As this relationship grew, it led to the first official alliance between the Armenians, the Kurds and other minor Muslim tribes of Western Armenia, the Caucasus and eastern Turkey. This pact of alliance was formed in 1459 and included Armenian kings and princes, Kurdish tribal heads, and Muslim chieftains. (Garo Sassouni, the governor of Shirak province during the first independent Republic of Armenia and one of the major organizers of the 1921 uprising against the Soviet dictatorship in Armenia, renders an excellent historical analysis of Kurdish-Armenian relations from 15th century to the 1930’s in his series of articles published in Hairenik monthly from 1929 to 1931. In 1969, these articles were published in a book, titled “The Kurdish National Movements and the Armenian-Kurdish Relations”.)
In 1845, the Kurdish Prince Badrkhan forged an alliance with Armenians to lead an armed uprising against the Ottoman government. For this uprising, both Kurds and Armenians were able to mobilize an army of 40,000 men.
Even during the Armenian revolutionary movement, the Armenian Revolutionary Federation-Dashnaktsuniun (ARF) made efforts to join forces with the Kurds against the Ottoman rulers. Sometimes these efforts succeeded.
Although they faced the same common enemy, unfortunately such alliances were the exception and not the rule in the Armeno-Kurdish relations.

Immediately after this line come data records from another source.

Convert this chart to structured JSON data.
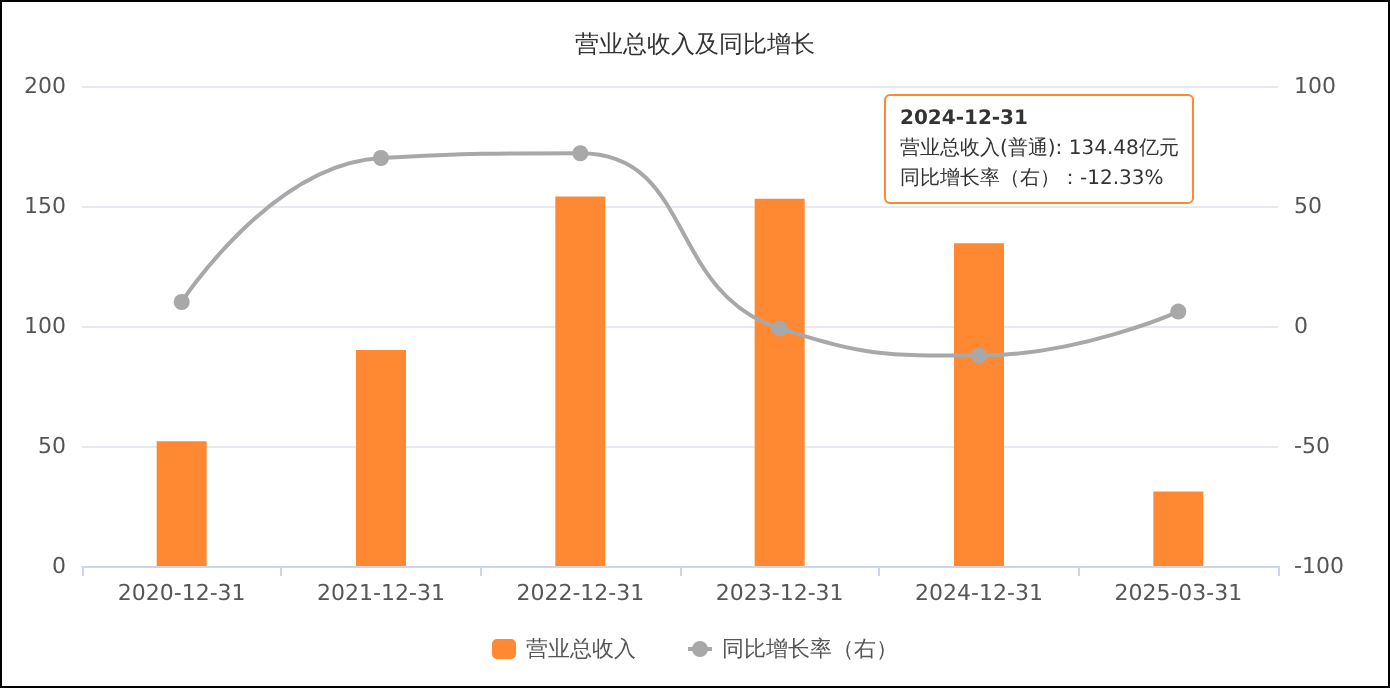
{
  "chart_data": {
    "type": "bar",
    "title": "营业总收入及同比增长",
    "categories": [
      "2020-12-31",
      "2021-12-31",
      "2022-12-31",
      "2023-12-31",
      "2024-12-31",
      "2025-03-31"
    ],
    "series": [
      {
        "name": "营业总收入",
        "color": "#ff8833",
        "values": [
          52,
          90,
          154,
          153,
          134.48,
          31
        ]
      },
      {
        "name": "同比增长率（右）",
        "type": "line",
        "axis": "y2",
        "color": "#a8a8a8",
        "values": [
          10,
          70,
          72,
          -1,
          -12.33,
          6
        ]
      }
    ],
    "ylim": [
      0,
      200
    ],
    "yticks": [
      0,
      50,
      100,
      150,
      200
    ],
    "y2lim": [
      -100,
      100
    ],
    "y2ticks": [
      -100,
      -50,
      0,
      50,
      100
    ],
    "grid": "y",
    "legend": "bottom",
    "marker": "circle",
    "line_style": "solid",
    "annotations": [
      "2024-12-31",
      "营业总收入(普通): 134.48亿元",
      "同比增长率（右）：-12.33%"
    ]
  }
}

Despite their bitter historic experience, in 1920’s a new era began for Kurdish-Armenian cooperation. After the depopulation of Western Armenia resulting from the Armenian Genocide, the Kurds in Eastern Turkey faced the cruel fact of becoming the next victim of Turkish atrocities. The Republic of Turkey violated their human rights, persecuted them, burned down their villages and hanged their leaders.
Thus, for Kurds their very own collective survival was at stake; for Armenians the liberation of their homeland was at issue. At this point in history, they both realized that they have a permanent common enemy – Turkey.
To carry out a national uprising against the Turkish central government, in 1927 the Kurds founded the Khoybun organization. Armenians participated in this effort. The ARF was instrumental in the inception of Khoybun and its activities. As of 1925, the ARF was promoting the Kurdish national movement in Europe and advocating the Kurdish cause at the Socialist International. The cooperation with Khoyboun succeeded in establishing the short-lived Republic of Ararat on October 28, 1927.
After decades of persecution and suffering, today more than 30 million Kurds are an important political and military presence in the Middle East. They have a vibrant Diaspora in Europe and North America. They are educated and sophisticated. They aspire for a united Kurdistan. The achievement of this aspiration is now a matter of time.
Not only the histories of Kurds and Armenians are intermingled; but also their fate. They are identical in their struggle, in their national aspirations and in their destiny. For Armenians, it is more so, because during the past six centuries the Kurds have influenced the Armenian way of life, often times they have threatened the Armenian existence.
Today, they are both shaping their future. In the past they tried to shape the future separately and paid dearly. Now, as in 1920’s, there is the opportunity to shape the future together. They are destined to live together. Why not shape the future together? Armenia and Kurdistan together can become a regional force to be reckoned with.
There are differences and obstacles in terms of territorial aspirations. But these have been overcome in the 1920’s by the guidelines set in the Treaty of Sevres. They can be overcome again on the same guidelines.
Similarities are stronger. And the strongest among them is the commonality of the enemy. Kurds and Armenians both believe in the wise Kurdish adage: “Bakhdeh romeh tunin eh” – You cannot trust the Turk.